Although recovering from injury can be tough, Cochran-Siegle has used the time to gain insight. He realized that “being out on the slope and doing what you love, that is a huge privilege.”


“And I also learned to be accountable for the work I was putting in and how to be a professional athlete,” he added. “Looking back, obviously an injury can be really negative, but in a way, they’re definitely positives that I still try to take away.”

Ryan Cochran-Siegle competes during the FIS Alpine Ski World Cup Finals men's super-G on March 16, 2023 in Soldeu, Andorra. (Photo by Getty Images)


Cochran-Siegle keeps his Olympic silver medal on a shelf in his closet at home in South Burlington, Vermont. He only brings it out if someone asks to see it. The medal has not changed his life. He is still “a small town boy from Vermont.”


What he does enjoy is how much the medal means to others. It’s an easy means of connecting to people, and he enjoys feeling others’ excitement when they realize that they’re talking to an Olympic medalist.


He learned the hard way that an Olympic medal does not make ski racing any easier. He set lofty goals after the 2022 Olympic Games. But then last season, while he finished in the top 10 in five world cup races, he did not reach the podium. And his best result at 2023 world championships was tenth in combined.


“This past season, in a way, [the medal] allowed me to build up my expectations too high, and that was counterproductive,” he realized.


He now has a better perspective.


“I appreciate that moment in my career and that performance,” he explained. “But I’m trying to become really focused on what day in and day out allows me to perform my best.

Focus for 2023/2024


Once known as a three-event skier — giant slalom, super-G, and downhill (four counting combined) — Cochran-Siegle is now focused on just the speed races, super-G and downhill.


“It’s about volume and training and putting energy where you feel like you can get the greatest payout in terms of skiing fast,” he said. “For me, downhill is that ultimate event where I think there’s a lot of characteristics that suit my style and ability.”


After experiencing disappointment last year, Cochran-Siegle has reevaluated what success means for him. And it’s not a goal with a number.
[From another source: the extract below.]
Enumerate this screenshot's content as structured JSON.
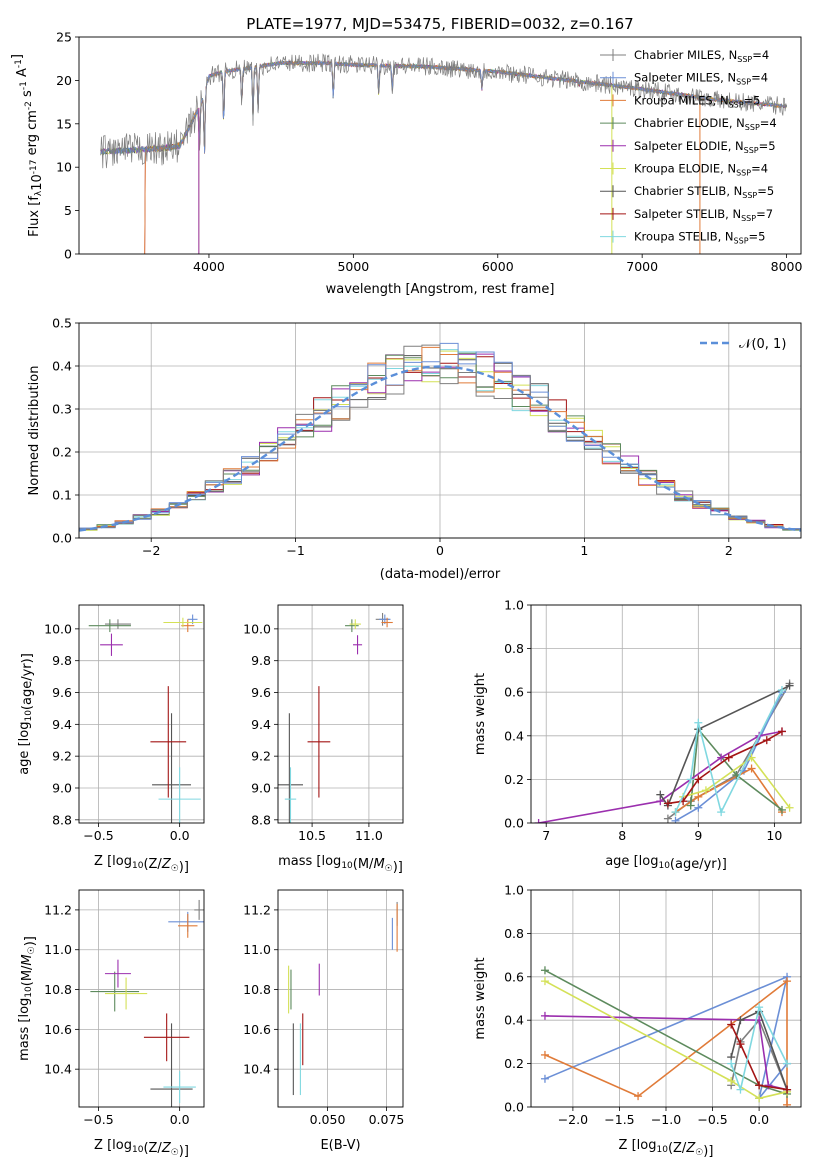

“Honestly, to me, a successful ski season would be at the end of the year, if I feel like I went into every start with a really clear focused mindset and felt like I found the flow I was looking for and the joy I was looking for,” he said.


It’s the flow and the joy that brings out his best skiing.


“It’s a result-based sport,” he acknowledged. “But I’m in the mindset right now that in order to get the results we would all desire, it’s really more about just the mental situation you put yourself in.”